Hey all! Getting back into trains after a few years hiatus and new to your forum. I bought a small train collection and it came with a massive steam engine and tender with road name The Cherry Valley Route CV4031 but no maker name. Fits on my 0 guage layout though I don't see a center rail pick up? HELP!?


----------



## gunrunnerjohn (Nov 10, 2010)

It looks like a 2-rail O-gauge train.


----------



## brylerjunction (Aug 8, 2011)

could it be a brass engine...most of the 4-10-2's I see are always done in brass


----------



## wartimecollectables.com (Sep 21, 2012)

Yes, O guage... no clue how I managed to hit S when I aimed for O!|
Can the moderators move it?
I've read a bit about brass but don't know anything about it. Can ya'll shed more light on 2 rail O, brass, and hopefully maker and value of this fella? THANKS


----------



## Big Ed (Jun 16, 2009)

How come you didn't post a picture of under the engine too?

A mod can move it, I am on it, be back in a few.

Nice looking Locomotive.:thumbsup:


----------



## Big Ed (Jun 16, 2009)

The only thing I can find that looks close to your engine is, Williams engines by Samhongsa.

They are brass 2 rail.

The Cherry Valley line RR.
New York state?

Show the bottom of the engine if you can.


----------



## wartimecollectables.com (Sep 21, 2012)

Oops, here ya go... thanks!


----------



## wartimecollectables.com (Sep 21, 2012)

Appears to be a Sunset Models brass from an email I received from a fellow model train enthusiast.


----------



## Big Ed (Jun 16, 2009)

wartimecollectables.com said:


> Appears to be a Sunset Models brass from an email I received from a fellow model train enthusiast.

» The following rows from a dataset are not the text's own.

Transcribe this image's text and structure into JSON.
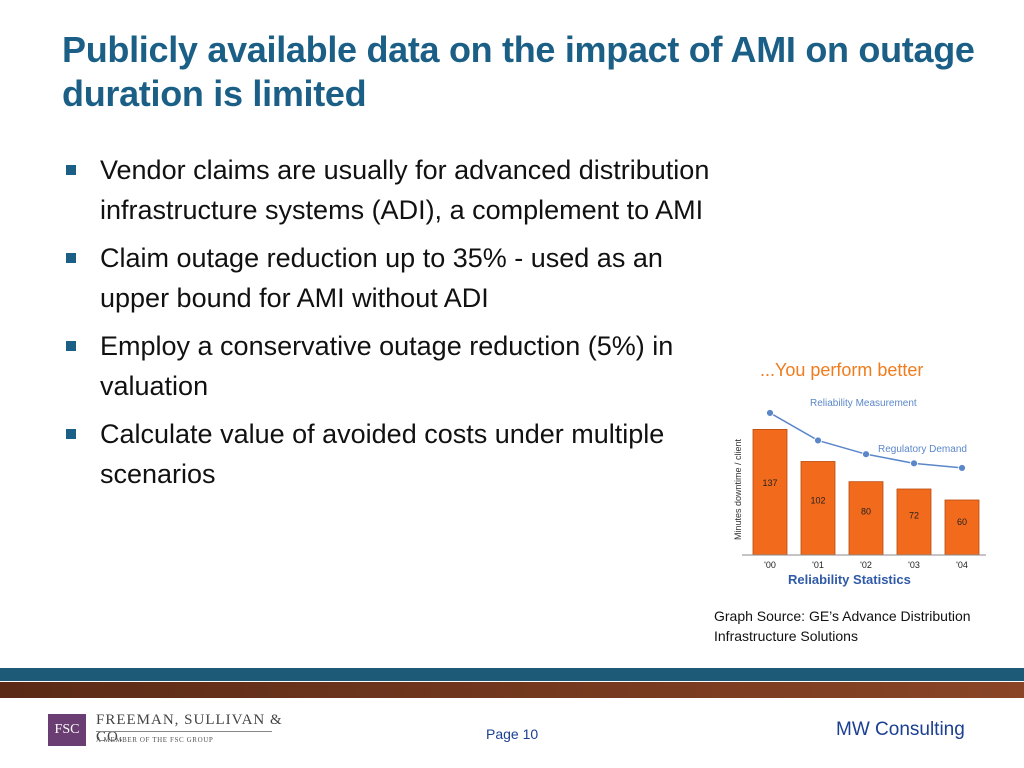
{
  "slide": {
    "title": "Publicly available data on the impact of AMI on outage duration is limited",
    "bullets": [
      "Vendor claims are usually for advanced distribution infrastructure systems (ADI), a complement to AMI",
      "Claim outage reduction up to 35% - used as an upper bound for AMI without ADI",
      "Employ a conservative outage reduction (5%) in valuation",
      "Calculate value of avoided costs under multiple scenarios"
    ],
    "caption": "Graph Source: GE’s Advance Distribution Infrastructure Solutions"
  },
  "chart_data": {
    "type": "bar",
    "title": "...You perform better",
    "subtitle": "Reliability Statistics",
    "ylabel": "Minutes downtime / client",
    "categories": [
      "'00",
      "'01",
      "'02",
      "'03",
      "'04"
    ],
    "series": [
      {
        "name": "",
        "values": [
          137,
          102,
          80,
          72,
          60
        ]
      }
    ],
    "line_series": [
      {
        "name": "Reliability Measurement",
        "values": [
          155,
          125,
          110,
          100,
          95
        ]
      }
    ],
    "annotation": "Regulatory Demand",
    "ylim": [
      0,
      180
    ],
    "bar_color": "#f26a1b",
    "line_color": "#5b87c9"
  },
  "footer": {
    "logo_abbr": "FSC",
    "logo_name": "FREEMAN, SULLIVAN & CO.",
    "logo_sub": "A MEMBER OF THE FSC GROUP",
    "page_label": "Page 10",
    "right_text": "MW Consulting"
  }
}
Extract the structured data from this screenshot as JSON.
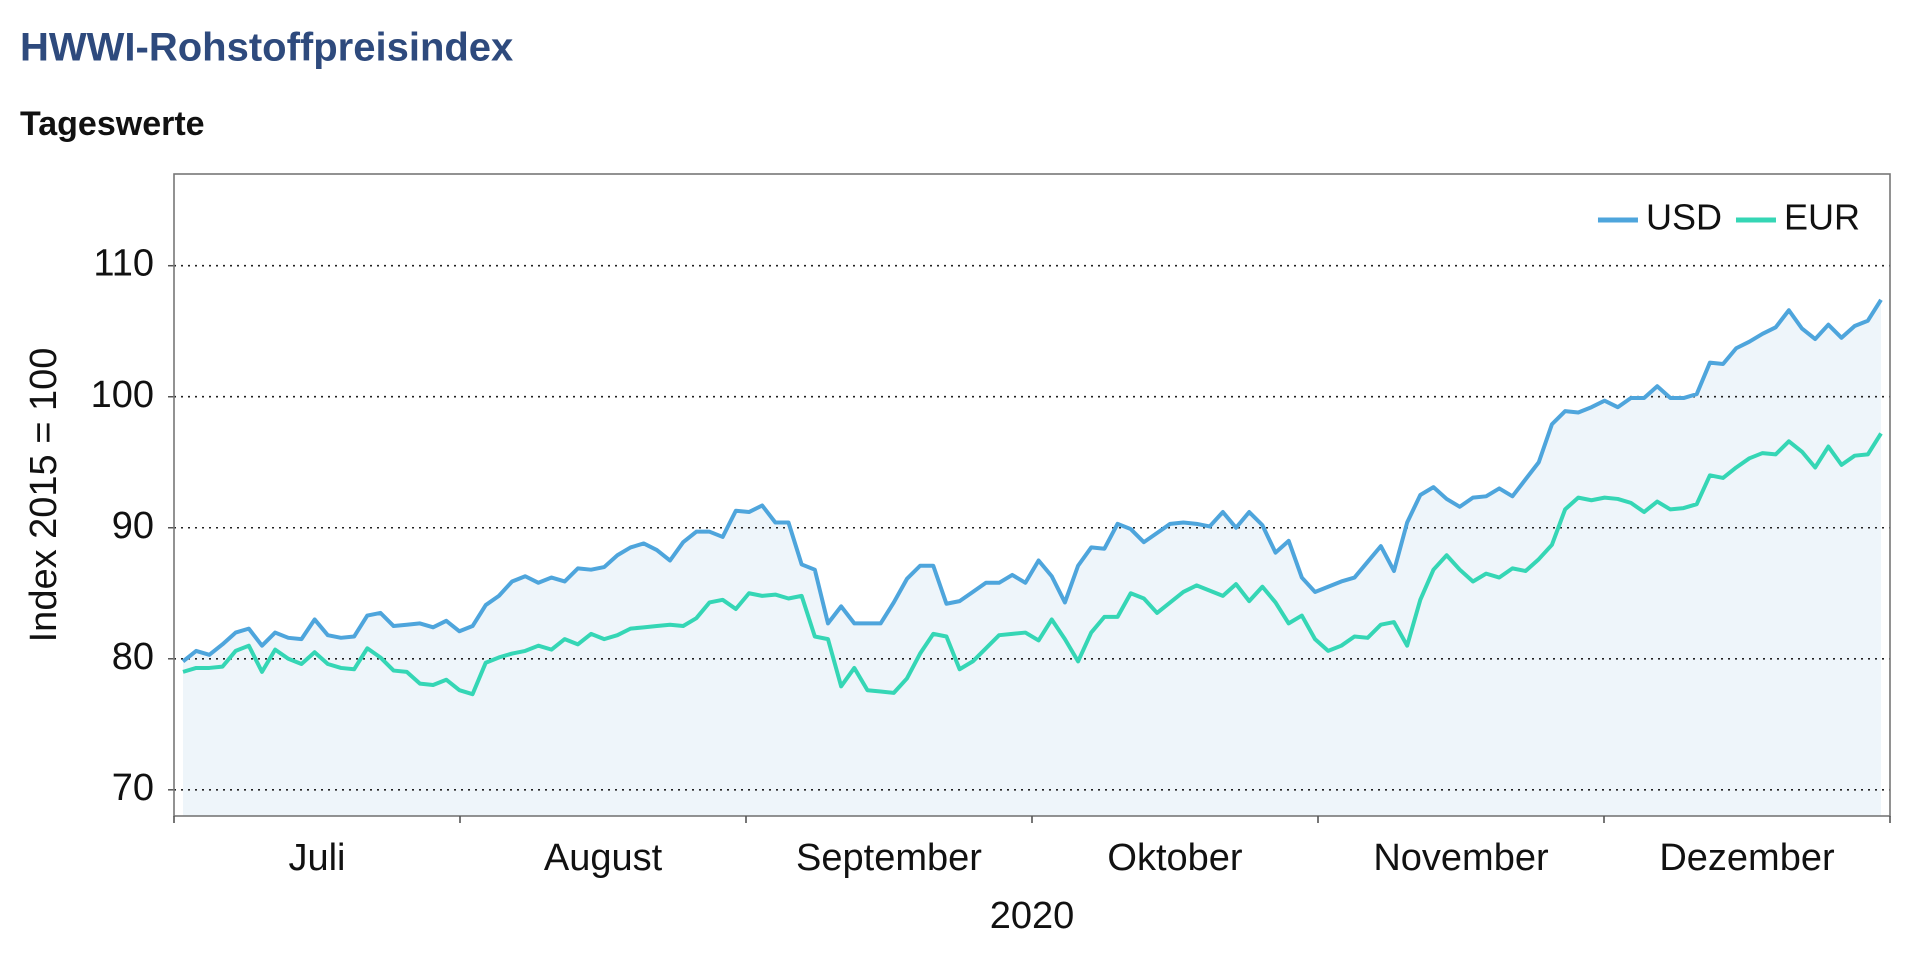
{
  "chart_data": {
    "type": "line",
    "title": "HWWI-Rohstoffpreisindex",
    "subtitle": "Tageswerte",
    "ylabel": "Index 2015 = 100",
    "xlabel": "2020",
    "xtick_labels": [
      "Juli",
      "August",
      "September",
      "Oktober",
      "November",
      "Dezember"
    ],
    "ylim": [
      68,
      117
    ],
    "yticks": [
      70,
      80,
      90,
      100,
      110
    ],
    "grid": true,
    "legend": "upper right",
    "area_color": "#eef5fa",
    "series": [
      {
        "name": "USD",
        "color": "#4ea5dc",
        "values": [
          79.8,
          80.6,
          80.3,
          81.1,
          82.0,
          82.3,
          81.0,
          82.0,
          81.6,
          81.5,
          83.0,
          81.8,
          81.6,
          81.7,
          83.3,
          83.5,
          82.5,
          82.6,
          82.7,
          82.4,
          82.9,
          82.1,
          82.5,
          84.1,
          84.8,
          85.9,
          86.3,
          85.8,
          86.2,
          85.9,
          86.9,
          86.8,
          87.0,
          87.9,
          88.5,
          88.8,
          88.3,
          87.5,
          88.9,
          89.7,
          89.7,
          89.3,
          91.3,
          91.2,
          91.7,
          90.4,
          90.4,
          87.2,
          86.8,
          82.7,
          84.0,
          82.7,
          82.7,
          82.7,
          84.3,
          86.1,
          87.1,
          87.1,
          84.2,
          84.4,
          85.1,
          85.8,
          85.8,
          86.4,
          85.8,
          87.5,
          86.3,
          84.3,
          87.1,
          88.5,
          88.4,
          90.3,
          89.9,
          88.9,
          89.6,
          90.3,
          90.4,
          90.3,
          90.1,
          91.2,
          90.0,
          91.2,
          90.2,
          88.1,
          89.0,
          86.2,
          85.1,
          85.5,
          85.9,
          86.2,
          87.4,
          88.6,
          86.7,
          90.4,
          92.5,
          93.1,
          92.2,
          91.6,
          92.3,
          92.4,
          93.0,
          92.4,
          93.7,
          95.0,
          97.9,
          98.9,
          98.8,
          99.2,
          99.7,
          99.2,
          99.9,
          99.9,
          100.8,
          99.9,
          99.9,
          100.2,
          102.6,
          102.5,
          103.7,
          104.2,
          104.8,
          105.3,
          106.6,
          105.2,
          104.4,
          105.5,
          104.5,
          105.4,
          105.8,
          107.4
        ]
      },
      {
        "name": "EUR",
        "color": "#35d6b5",
        "values": [
          79.0,
          79.3,
          79.3,
          79.4,
          80.6,
          81.0,
          79.0,
          80.7,
          80.0,
          79.6,
          80.5,
          79.6,
          79.3,
          79.2,
          80.8,
          80.1,
          79.1,
          79.0,
          78.1,
          78.0,
          78.4,
          77.6,
          77.3,
          79.7,
          80.1,
          80.4,
          80.6,
          81.0,
          80.7,
          81.5,
          81.1,
          81.9,
          81.5,
          81.8,
          82.3,
          82.4,
          82.5,
          82.6,
          82.5,
          83.1,
          84.3,
          84.5,
          83.8,
          85.0,
          84.8,
          84.9,
          84.6,
          84.8,
          81.7,
          81.5,
          77.9,
          79.3,
          77.6,
          77.5,
          77.4,
          78.5,
          80.4,
          81.9,
          81.7,
          79.2,
          79.8,
          80.8,
          81.8,
          81.9,
          82.0,
          81.4,
          83.0,
          81.5,
          79.8,
          82.0,
          83.2,
          83.2,
          85.0,
          84.6,
          83.5,
          84.3,
          85.1,
          85.6,
          85.2,
          84.8,
          85.7,
          84.4,
          85.5,
          84.3,
          82.7,
          83.3,
          81.5,
          80.6,
          81.0,
          81.7,
          81.6,
          82.6,
          82.8,
          81.0,
          84.5,
          86.8,
          87.9,
          86.8,
          85.9,
          86.5,
          86.2,
          86.9,
          86.7,
          87.6,
          88.7,
          91.4,
          92.3,
          92.1,
          92.3,
          92.2,
          91.9,
          91.2,
          92.0,
          91.4,
          91.5,
          91.8,
          94.0,
          93.8,
          94.6,
          95.3,
          95.7,
          95.6,
          96.6,
          95.8,
          94.6,
          96.2,
          94.8,
          95.5,
          95.6,
          97.2
        ]
      }
    ]
  }
}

First time I saw your new picture.

Could be Sunset also, in my searching I found that Samhongsa (made in Korea) did O gauge brass.
I think they made them for different sellers also, I am not sure.
Sunset in HO seems to have a lot more fine detail then what yours is showing. But it is HO.

I can find a lot of 2-10-2's in HO but none in O. 

I found some 2-8-2's & 2-8-4's brass O, but no 2-10-2's in O gauge.

What are you going to do with it? Sell it?


Edit, I just noticed by the new picture yours is a 4-10-2, back to searching.:dunno:


----------



## Big Ed (Jun 16, 2009)

That one # made a big difference.

One from the auction site,
http://www.liveauctioneers.com/item/9421429

I found this site in my searching that has a bunch of O brass loco's too,

http://www.alleghenyscale.com/o scale/O Scale Brass Steam Locomotives.htm

This one has some O, you have to search for them on the site there.
http://www.precisionscaleco.com/

This one has a 2 rail Precision and a 2 rail from Westside models,
http://www.brasstrains.com/classic/Trains/Scales/O-Scale


But the pickings are pretty slim for brass O gauge.
Probably a Sunset like you were e mailed.
It still could be Samhongsa made for Sunset?

If you find out different in the future come back and post what you find, please.


----------



## wartimecollectables.com (Sep 21, 2012)

Thanks all! Think we are narrowing it down but wow what a journey for one train. No, this isn't a keeper. Will be offering for sale at some point... or trade for 3 rail 0 guage


----------